Disclaimer: I have not investigated the resulting shader code. I only saw that the pipeline stage was called with all these different sets of property values (and I was actually in a call at that time, so didn't check how many shaders it actually did build).

If all that should already go into a single shader, then the answer to the question why getProgramParameter suddenly seems to take multiple seconds per frame remains open. (I mean, it's not just "slow" in that branch - it feels like the whole browser tab is blocked).

[mzschwartz5]

Looking closer, I think you're right Marco. In an example I debugged, each gltf primitive specifies a subset of properties from the table it references. The texture and shader only use those referenced properties. Which means a different texture and shader for each gltf primitive, potentially.

That's no good... each property table should be uploaded once, in its entirety. And each primitive referencing that table should have a shader that has access to all properties, even if it only uses some (the rest will just be default values).

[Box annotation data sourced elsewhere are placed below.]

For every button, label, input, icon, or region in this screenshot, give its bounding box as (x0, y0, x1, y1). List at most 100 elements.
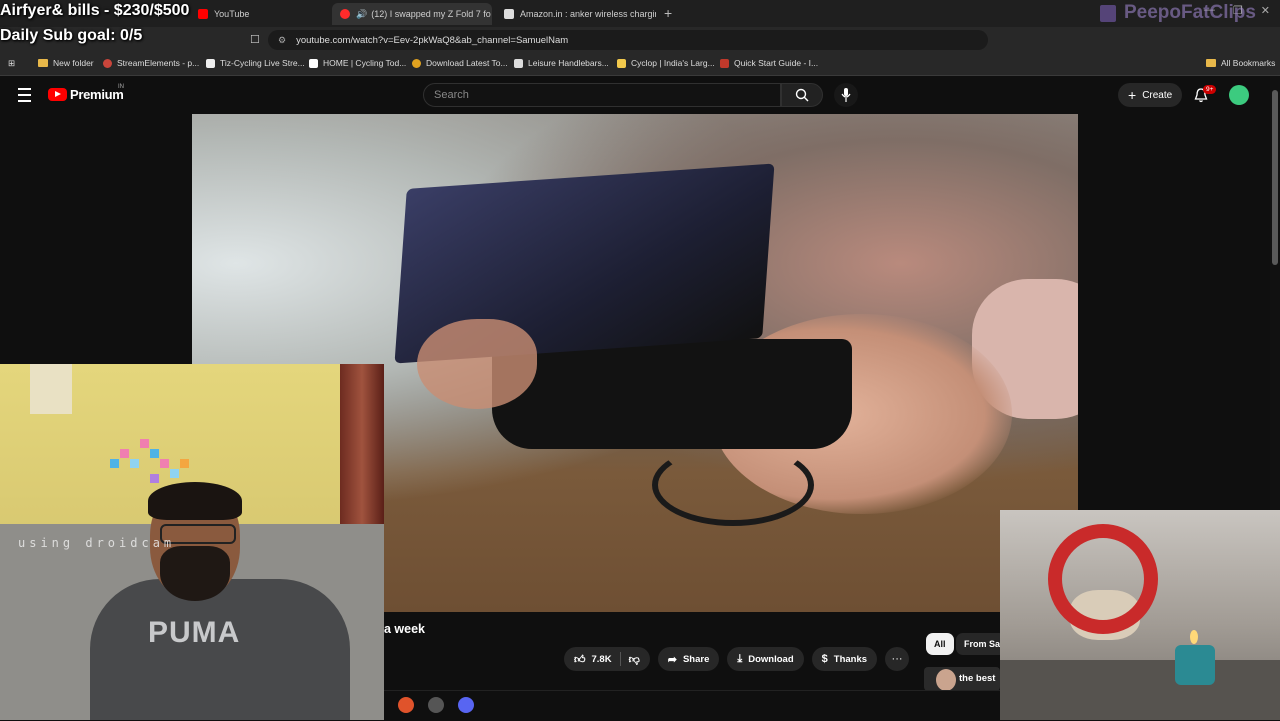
close-tab-icon[interactable]: ✕ (491, 8, 492, 21)
chip-from-channel[interactable]: From Sa (956, 633, 1006, 655)
thumbs-down-icon[interactable]: 👎︎ (629, 653, 640, 666)
clips-watermark: PeepoFatClips (1100, 2, 1256, 24)
apps-grid-icon[interactable]: ⊞ (8, 58, 15, 69)
secondary-camera (1000, 510, 1280, 720)
bookmarks-bar: ⊞ New folder StreamElements - p... Tiz-C… (0, 53, 1280, 76)
close-window-icon[interactable]: ✕ (1261, 4, 1270, 17)
url-field[interactable]: ⚙ youtube.com/watch?v=Eev-2pkWaQ8&ab_cha… (268, 30, 988, 50)
tab-youtube[interactable]: YouTube (190, 3, 310, 25)
bookmark-item[interactable]: Download Latest To... (412, 58, 508, 68)
scrollbar-thumb[interactable] (1272, 90, 1278, 265)
sub-goal-overlay: Daily Sub goal: 0/5 (0, 27, 143, 44)
obs-icon[interactable] (428, 697, 444, 713)
address-bar-row: ⚙ youtube.com/watch?v=Eev-2pkWaQ8&ab_cha… (0, 27, 1280, 71)
amazon-favicon-icon (504, 9, 514, 19)
like-count[interactable]: 7.8K (592, 654, 612, 665)
notification-count-badge: 9+ (1203, 85, 1217, 94)
recommended-thumbnail (936, 669, 956, 691)
teal-candle (1175, 645, 1215, 685)
postit-note (180, 459, 189, 468)
recommended-title: the best (959, 673, 996, 684)
account-avatar[interactable] (1229, 85, 1249, 105)
recommended-video[interactable]: the best (924, 667, 1000, 691)
postit-note (160, 459, 169, 468)
streamer-beard (160, 546, 230, 601)
chip-all[interactable]: All (926, 633, 954, 655)
speaker-icon: 🔊 (356, 8, 368, 19)
tab-label: (12) I swapped my Z Fold 7 fo (371, 9, 491, 19)
like-dislike-group: 👍︎ 7.8K 👎︎ (564, 647, 650, 671)
download-icon: ⤓ (737, 652, 743, 665)
folder-icon (1206, 59, 1216, 67)
bookmark-item[interactable]: Quick Start Guide - I... (720, 58, 818, 68)
site-info-icon[interactable]: ⚙ (278, 35, 286, 46)
donation-goal-overlay: Airfyer& bills - $230/$500 (0, 2, 190, 19)
search-icon (795, 88, 809, 102)
region-code: IN (118, 84, 124, 90)
youtube-favicon-icon (340, 9, 350, 19)
search-input[interactable] (424, 84, 774, 106)
share-button[interactable]: ➦ Share (657, 647, 720, 671)
download-button[interactable]: ⤓ Download (727, 647, 804, 671)
twitch-icon (1100, 4, 1116, 22)
microphone-icon (841, 88, 851, 102)
bookmark-star-icon[interactable]: ☐ (250, 33, 260, 46)
postit-note (110, 459, 119, 468)
taskbar (384, 690, 1000, 721)
video-title: a week (384, 622, 426, 636)
thumbs-up-icon[interactable]: 👍︎ (574, 653, 586, 666)
bookmark-item[interactable]: StreamElements - p... (103, 58, 199, 68)
create-button[interactable]: + Create (1118, 83, 1183, 107)
bookmark-item[interactable]: HOME | Cycling Tod... (309, 58, 406, 68)
all-bookmarks[interactable]: All Bookmarks (1206, 58, 1275, 68)
new-tab-icon[interactable]: + (664, 5, 672, 21)
postit-note (150, 474, 159, 483)
youtube-logo-icon[interactable] (48, 88, 67, 101)
youtube-header: Premium IN + Create (0, 76, 1270, 114)
browser-tab-bar: YouTube 🔊 (12) I swapped my Z Fold 7 fo … (0, 0, 1280, 27)
brave-browser-icon[interactable] (398, 697, 414, 713)
video-frame-phone-base (492, 339, 852, 449)
wall-switchboard (30, 364, 72, 414)
folder-icon (38, 59, 48, 67)
share-arrow-icon: ➦ (667, 653, 677, 666)
divider (619, 652, 621, 666)
bookmark-favicon-icon (514, 58, 523, 68)
bookmark-favicon-icon (309, 58, 318, 68)
postit-note (150, 449, 159, 458)
video-actions: 👍︎ 7.8K 👎︎ ➦ Share ⤓ Download $ Thanks ·… (564, 647, 910, 671)
bookmark-item[interactable]: New folder (38, 58, 94, 68)
youtube-premium-logo[interactable]: Premium (70, 87, 124, 102)
bookmark-favicon-icon (206, 58, 215, 68)
hamburger-menu-icon[interactable] (18, 88, 31, 102)
discord-icon[interactable] (458, 697, 474, 713)
bookmark-item[interactable]: Leisure Handlebars... (514, 58, 609, 68)
tab-amazon[interactable]: Amazon.in : anker wireless charging (496, 3, 656, 25)
tab-label: YouTube (214, 9, 250, 19)
url-text: youtube.com/watch?v=Eev-2pkWaQ8&ab_chann… (296, 34, 569, 46)
bookmark-favicon-icon (617, 58, 626, 68)
wooden-door (340, 364, 384, 524)
table (1000, 660, 1280, 720)
streamer-hair (148, 482, 242, 520)
more-actions-icon[interactable]: ··· (885, 647, 910, 671)
bookmark-item[interactable]: Tiz-Cycling Live Stre... (206, 58, 305, 68)
youtube-favicon-icon (198, 9, 208, 19)
postit-note (120, 449, 129, 458)
candle-flame (1190, 630, 1198, 644)
droidcam-watermark: using droidcam (18, 536, 176, 550)
tab-active-video[interactable]: 🔊 (12) I swapped my Z Fold 7 fo ✕ (332, 3, 492, 25)
bookmark-item[interactable]: Cyclop | India's Larg... (617, 58, 715, 68)
thanks-button[interactable]: $ Thanks (811, 647, 878, 671)
voice-search-button[interactable] (834, 83, 858, 107)
video-frame-ring-stand (652, 444, 814, 526)
thanks-dollar-icon: $ (821, 653, 828, 665)
postit-note (170, 469, 179, 478)
bookmark-favicon-icon (720, 58, 729, 68)
postit-note (140, 439, 149, 448)
search-button[interactable] (781, 83, 823, 107)
red-ribbon-wreath (1048, 524, 1158, 634)
search-box (423, 83, 781, 107)
postit-note (130, 459, 139, 468)
streamelements-icon (103, 58, 112, 68)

This will require a little rethinking about how I load the tables as textures. Right now, it's happening per gltf primitive - but I think it's more of a per-tileset operation. (But I don't think there's a single place in a tileset where all property tables are defined... so... is this even possible?)

[javagl]

This will require a little rethinking about how I load the tables as textures. Right now, it's happening per gltf primitive - but I think it's more of a per-tileset operation. (But I don't think there's a single place in a tileset where all property tables are defined... so... is this even possible?)

The closest one could again be a schema that is "pulled up" into the tileset and defines some sort of holistic view on the metadata of all glTFs that may appear. Otherwise, it could happen at any point in time that a new tile with a glTF is loaded that uses a metadata schema that was never used before.

One rough idea for a workaround could be to have some place where all the properties are collected, and the shader builder mechanism only kicks in and regenerates (and assigns) a new shader when a new property is encountered. But I don't have enough context to say how feasible that sounds...